Tainara conta que o trem saiu de Curitiba, por volta das 8h30 com previsão de chegada em Morretes, até no máximo 14h. No meio do trajeto, entretanto, o trem parou e a falta de informações sobre o que estava acontecendo, deixou todos os passageiros desesperados.
“Ninguém sabia de nada. Em nenhum momento o maquinista ou a empresa deu alguma satisfação para a gente. Estávamos perdidos”, lembra Tainara.
Conforme Tainara, foi um passageiro quem teve de seguir a pé pelos trilhos em busca de mais informações.
“Algum tempo depois ele retornou e nos informou que haviam caído árvores nos trilhos, e por conta disso não teria previsão de quando íamos poder seguir viagem. Ligamos para a polícia e os bombeiros, mas eles falaram que não tinham como fazer o resgate, pois a responsabilidade era da empresa”, explica.
De acordo com a autônoma, conforme o tempo passava aumentava o desespero dos turistas. A baixa temperatura na região também era um agravante, conta Tainara.

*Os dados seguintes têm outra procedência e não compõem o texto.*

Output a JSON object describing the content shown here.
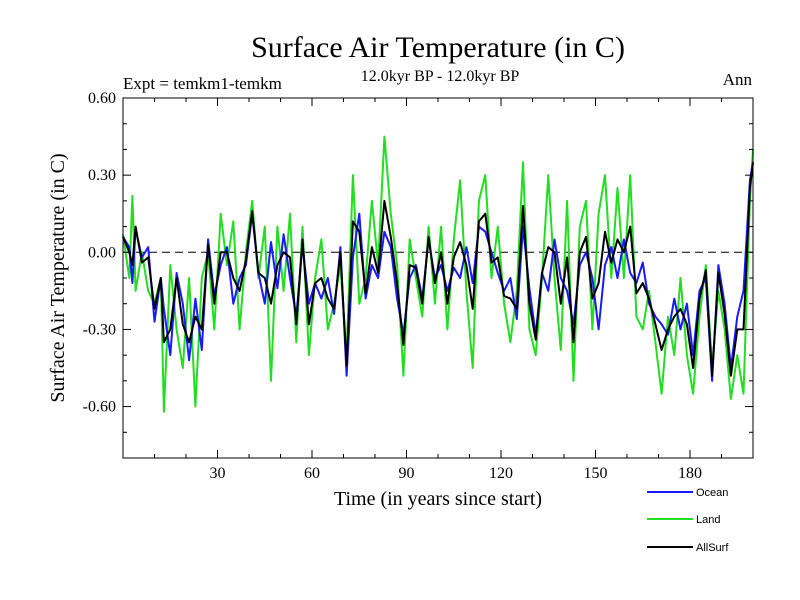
{
  "chart_data": {
    "type": "line",
    "title": "Surface Air Temperature (in C)",
    "subtitle": "12.0kyr BP - 12.0kyr BP",
    "left_label": "Expt = temkm1-temkm",
    "right_label": "Ann",
    "xlabel": "Time (in years since start)",
    "ylabel": "Surface Air Temperature (in C)",
    "xlim": [
      0,
      200
    ],
    "ylim": [
      -0.8,
      0.6
    ],
    "x_ticks": [
      30,
      60,
      90,
      120,
      150,
      180
    ],
    "x_tick_labels": [
      "30",
      "60",
      "90",
      "120",
      "150",
      "180"
    ],
    "y_ticks": [
      0.6,
      0.3,
      0.0,
      -0.3,
      -0.6
    ],
    "y_tick_labels": [
      "0.60",
      "0.30",
      "0.00",
      "-0.30",
      "-0.60"
    ],
    "reference_line": 0.0,
    "colors": {
      "Ocean": "#1a1aff",
      "Land": "#22dd22",
      "AllSurf": "#000000"
    },
    "series": [
      {
        "name": "Ocean",
        "points": [
          [
            0,
            0.06
          ],
          [
            2,
            0.02
          ],
          [
            3,
            -0.12
          ],
          [
            4,
            0.09
          ],
          [
            6,
            -0.02
          ],
          [
            8,
            0.02
          ],
          [
            10,
            -0.27
          ],
          [
            12,
            -0.1
          ],
          [
            13,
            -0.22
          ],
          [
            15,
            -0.4
          ],
          [
            17,
            -0.08
          ],
          [
            19,
            -0.2
          ],
          [
            21,
            -0.42
          ],
          [
            23,
            -0.18
          ],
          [
            25,
            -0.38
          ],
          [
            27,
            0.05
          ],
          [
            29,
            -0.17
          ],
          [
            31,
            -0.05
          ],
          [
            33,
            0.02
          ],
          [
            35,
            -0.2
          ],
          [
            37,
            -0.1
          ],
          [
            39,
            -0.05
          ],
          [
            41,
            0.15
          ],
          [
            43,
            -0.08
          ],
          [
            45,
            -0.2
          ],
          [
            47,
            0.04
          ],
          [
            49,
            -0.14
          ],
          [
            51,
            0.07
          ],
          [
            53,
            -0.1
          ],
          [
            55,
            -0.25
          ],
          [
            57,
            0.03
          ],
          [
            59,
            -0.2
          ],
          [
            61,
            -0.12
          ],
          [
            63,
            -0.18
          ],
          [
            65,
            -0.1
          ],
          [
            67,
            -0.24
          ],
          [
            69,
            0.02
          ],
          [
            71,
            -0.48
          ],
          [
            73,
            -0.02
          ],
          [
            75,
            0.15
          ],
          [
            77,
            -0.18
          ],
          [
            79,
            -0.05
          ],
          [
            81,
            -0.1
          ],
          [
            83,
            0.08
          ],
          [
            85,
            0.02
          ],
          [
            87,
            -0.18
          ],
          [
            89,
            -0.32
          ],
          [
            91,
            -0.1
          ],
          [
            93,
            -0.05
          ],
          [
            95,
            -0.18
          ],
          [
            97,
            0.05
          ],
          [
            99,
            -0.1
          ],
          [
            101,
            -0.05
          ],
          [
            103,
            -0.15
          ],
          [
            105,
            -0.06
          ],
          [
            107,
            -0.1
          ],
          [
            109,
            0.02
          ],
          [
            111,
            -0.12
          ],
          [
            113,
            0.1
          ],
          [
            115,
            0.08
          ],
          [
            117,
            0.0
          ],
          [
            119,
            -0.08
          ],
          [
            121,
            -0.15
          ],
          [
            123,
            -0.1
          ],
          [
            125,
            -0.26
          ],
          [
            127,
            0.1
          ],
          [
            129,
            -0.14
          ],
          [
            131,
            -0.32
          ],
          [
            133,
            -0.08
          ],
          [
            135,
            -0.15
          ],
          [
            137,
            0.05
          ],
          [
            139,
            -0.1
          ],
          [
            141,
            -0.15
          ],
          [
            143,
            -0.28
          ],
          [
            145,
            -0.05
          ],
          [
            147,
            0.0
          ],
          [
            149,
            -0.1
          ],
          [
            151,
            -0.3
          ],
          [
            153,
            -0.05
          ],
          [
            155,
            0.02
          ],
          [
            157,
            -0.1
          ],
          [
            159,
            0.05
          ],
          [
            161,
            -0.08
          ],
          [
            163,
            -0.12
          ],
          [
            165,
            -0.04
          ],
          [
            167,
            -0.2
          ],
          [
            169,
            -0.25
          ],
          [
            171,
            -0.28
          ],
          [
            173,
            -0.32
          ],
          [
            175,
            -0.18
          ],
          [
            177,
            -0.3
          ],
          [
            179,
            -0.2
          ],
          [
            181,
            -0.4
          ],
          [
            183,
            -0.15
          ],
          [
            185,
            -0.1
          ],
          [
            187,
            -0.5
          ],
          [
            189,
            -0.05
          ],
          [
            191,
            -0.2
          ],
          [
            193,
            -0.45
          ],
          [
            195,
            -0.25
          ],
          [
            197,
            -0.15
          ],
          [
            199,
            0.28
          ],
          [
            200,
            0.35
          ]
        ]
      },
      {
        "name": "Land",
        "points": [
          [
            0,
            0.07
          ],
          [
            2,
            -0.1
          ],
          [
            3,
            0.22
          ],
          [
            4,
            -0.15
          ],
          [
            6,
            0.0
          ],
          [
            8,
            -0.15
          ],
          [
            10,
            -0.2
          ],
          [
            12,
            -0.1
          ],
          [
            13,
            -0.62
          ],
          [
            15,
            -0.05
          ],
          [
            17,
            -0.3
          ],
          [
            19,
            -0.45
          ],
          [
            21,
            -0.1
          ],
          [
            23,
            -0.6
          ],
          [
            25,
            -0.1
          ],
          [
            27,
            0.0
          ],
          [
            29,
            -0.3
          ],
          [
            31,
            0.15
          ],
          [
            33,
            -0.05
          ],
          [
            35,
            0.12
          ],
          [
            37,
            -0.3
          ],
          [
            39,
            0.0
          ],
          [
            41,
            0.2
          ],
          [
            43,
            -0.1
          ],
          [
            45,
            0.1
          ],
          [
            47,
            -0.5
          ],
          [
            49,
            0.1
          ],
          [
            51,
            -0.15
          ],
          [
            53,
            0.15
          ],
          [
            55,
            -0.35
          ],
          [
            57,
            0.1
          ],
          [
            59,
            -0.4
          ],
          [
            61,
            -0.1
          ],
          [
            63,
            0.05
          ],
          [
            65,
            -0.3
          ],
          [
            67,
            -0.2
          ],
          [
            69,
            -0.05
          ],
          [
            71,
            -0.4
          ],
          [
            73,
            0.3
          ],
          [
            75,
            -0.2
          ],
          [
            77,
            -0.1
          ],
          [
            79,
            0.2
          ],
          [
            81,
            -0.05
          ],
          [
            83,
            0.45
          ],
          [
            85,
            0.15
          ],
          [
            87,
            -0.05
          ],
          [
            89,
            -0.48
          ],
          [
            91,
            0.05
          ],
          [
            93,
            -0.1
          ],
          [
            95,
            -0.25
          ],
          [
            97,
            0.1
          ],
          [
            99,
            -0.2
          ],
          [
            101,
            0.1
          ],
          [
            103,
            -0.3
          ],
          [
            105,
            0.05
          ],
          [
            107,
            0.28
          ],
          [
            109,
            -0.15
          ],
          [
            111,
            -0.45
          ],
          [
            113,
            0.2
          ],
          [
            115,
            0.3
          ],
          [
            117,
            -0.1
          ],
          [
            119,
            0.1
          ],
          [
            121,
            -0.2
          ],
          [
            123,
            -0.35
          ],
          [
            125,
            -0.15
          ],
          [
            127,
            0.35
          ],
          [
            129,
            -0.3
          ],
          [
            131,
            -0.4
          ],
          [
            133,
            -0.1
          ],
          [
            135,
            0.3
          ],
          [
            137,
            -0.1
          ],
          [
            139,
            -0.38
          ],
          [
            141,
            0.2
          ],
          [
            143,
            -0.5
          ],
          [
            145,
            0.1
          ],
          [
            147,
            0.2
          ],
          [
            149,
            -0.3
          ],
          [
            151,
            0.15
          ],
          [
            153,
            0.3
          ],
          [
            155,
            -0.1
          ],
          [
            157,
            0.25
          ],
          [
            159,
            -0.1
          ],
          [
            161,
            0.3
          ],
          [
            163,
            -0.25
          ],
          [
            165,
            -0.3
          ],
          [
            167,
            -0.15
          ],
          [
            169,
            -0.35
          ],
          [
            171,
            -0.55
          ],
          [
            173,
            -0.25
          ],
          [
            175,
            -0.4
          ],
          [
            177,
            -0.1
          ],
          [
            179,
            -0.4
          ],
          [
            181,
            -0.55
          ],
          [
            183,
            -0.25
          ],
          [
            185,
            -0.05
          ],
          [
            187,
            -0.45
          ],
          [
            189,
            -0.15
          ],
          [
            191,
            -0.3
          ],
          [
            193,
            -0.57
          ],
          [
            195,
            -0.4
          ],
          [
            197,
            -0.55
          ],
          [
            199,
            0.2
          ],
          [
            200,
            0.4
          ]
        ]
      },
      {
        "name": "AllSurf",
        "points": [
          [
            0,
            0.06
          ],
          [
            2,
            0.0
          ],
          [
            3,
            -0.05
          ],
          [
            4,
            0.1
          ],
          [
            6,
            -0.04
          ],
          [
            8,
            -0.02
          ],
          [
            10,
            -0.22
          ],
          [
            12,
            -0.1
          ],
          [
            13,
            -0.35
          ],
          [
            15,
            -0.3
          ],
          [
            17,
            -0.1
          ],
          [
            19,
            -0.28
          ],
          [
            21,
            -0.35
          ],
          [
            23,
            -0.25
          ],
          [
            25,
            -0.3
          ],
          [
            27,
            0.03
          ],
          [
            29,
            -0.2
          ],
          [
            31,
            0.0
          ],
          [
            33,
            0.0
          ],
          [
            35,
            -0.1
          ],
          [
            37,
            -0.15
          ],
          [
            39,
            -0.03
          ],
          [
            41,
            0.16
          ],
          [
            43,
            -0.08
          ],
          [
            45,
            -0.1
          ],
          [
            47,
            -0.2
          ],
          [
            49,
            -0.05
          ],
          [
            51,
            0.0
          ],
          [
            53,
            -0.02
          ],
          [
            55,
            -0.28
          ],
          [
            57,
            0.05
          ],
          [
            59,
            -0.28
          ],
          [
            61,
            -0.12
          ],
          [
            63,
            -0.1
          ],
          [
            65,
            -0.18
          ],
          [
            67,
            -0.22
          ],
          [
            69,
            0.0
          ],
          [
            71,
            -0.44
          ],
          [
            73,
            0.12
          ],
          [
            75,
            0.08
          ],
          [
            77,
            -0.16
          ],
          [
            79,
            0.02
          ],
          [
            81,
            -0.08
          ],
          [
            83,
            0.2
          ],
          [
            85,
            0.06
          ],
          [
            87,
            -0.12
          ],
          [
            89,
            -0.36
          ],
          [
            91,
            -0.05
          ],
          [
            93,
            -0.06
          ],
          [
            95,
            -0.2
          ],
          [
            97,
            0.06
          ],
          [
            99,
            -0.12
          ],
          [
            101,
            0.0
          ],
          [
            103,
            -0.2
          ],
          [
            105,
            -0.02
          ],
          [
            107,
            0.04
          ],
          [
            109,
            -0.05
          ],
          [
            111,
            -0.22
          ],
          [
            113,
            0.12
          ],
          [
            115,
            0.15
          ],
          [
            117,
            -0.04
          ],
          [
            119,
            -0.02
          ],
          [
            121,
            -0.17
          ],
          [
            123,
            -0.18
          ],
          [
            125,
            -0.22
          ],
          [
            127,
            0.18
          ],
          [
            129,
            -0.2
          ],
          [
            131,
            -0.34
          ],
          [
            133,
            -0.08
          ],
          [
            135,
            0.02
          ],
          [
            137,
            0.0
          ],
          [
            139,
            -0.2
          ],
          [
            141,
            -0.02
          ],
          [
            143,
            -0.35
          ],
          [
            145,
            0.0
          ],
          [
            147,
            0.06
          ],
          [
            149,
            -0.18
          ],
          [
            151,
            -0.12
          ],
          [
            153,
            0.08
          ],
          [
            155,
            -0.04
          ],
          [
            157,
            0.05
          ],
          [
            159,
            0.0
          ],
          [
            161,
            0.1
          ],
          [
            163,
            -0.16
          ],
          [
            165,
            -0.12
          ],
          [
            167,
            -0.18
          ],
          [
            169,
            -0.28
          ],
          [
            171,
            -0.38
          ],
          [
            173,
            -0.3
          ],
          [
            175,
            -0.25
          ],
          [
            177,
            -0.22
          ],
          [
            179,
            -0.28
          ],
          [
            181,
            -0.45
          ],
          [
            183,
            -0.18
          ],
          [
            185,
            -0.07
          ],
          [
            187,
            -0.48
          ],
          [
            189,
            -0.08
          ],
          [
            191,
            -0.24
          ],
          [
            193,
            -0.48
          ],
          [
            195,
            -0.3
          ],
          [
            197,
            -0.3
          ],
          [
            199,
            0.25
          ],
          [
            200,
            0.35
          ]
        ]
      }
    ]
  }
}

“Muitas pessoas se desesperaram por não saber o que estava acontecendo. Quanto mais escurecia, mais parecia que íamos dormir no local”, diz.
Trecho do trajeto percorrido pelo trem em que estava a moradora de Campo Grande. (Foto: Serra Verde Express)
O pesadelo só acabou durante a noite. Os passageiro conseguiram chegar no destino da viagem, por volta das 21h de quinta-feira (13). Em Morretes, a empresa Serra Verde Express, responsável pelo trem, forneceu alimentação aos passageiros e também disponibilizou um ônibus para levá-los até Curitiba.
Passado o susto e a revolta, resta o sentimento de frustração, desabafa Tainara.
“Comprei a passagem com 1 semana de antecedência de tão lotado que é o passeio, já nem dormia de ansiedade. Era a minha viagem dos sonhos, mas virou um desastre”, lamenta.
Transtorno
Em nota ao portal G1 do Paraná, a Serra Verde Express, empresa que opera as viagens, confirmou que o trem precisou parar a viagem por conta de galhos que ficaram nos trilhos.
Ainda segundo a empresa, essa foi a primeira vez, em 26 anos de operação, que um incidente meteorológico causou uma paralisação tão longa no percurso turístico.
O passeio
A rota do passeio entre Curitiba e Morretes, passa por belíssimas paisagens naturais, túneis e prédios históricos do Paraná. A empresa tem diversos pacotes de viagens, disponíveis em vagões econômicos e de luxo.
Em algumas ocasiões, realiza viagens temáticas. A viagem tradicional, por exemplo, só tem a ida, mas outros pacotes tem almoço e city tour. Nas viagens premium, turistas são levados para passear por Morretes, onde podem conhecer pontos turísticos e saborear pratos típicos, como o barreado.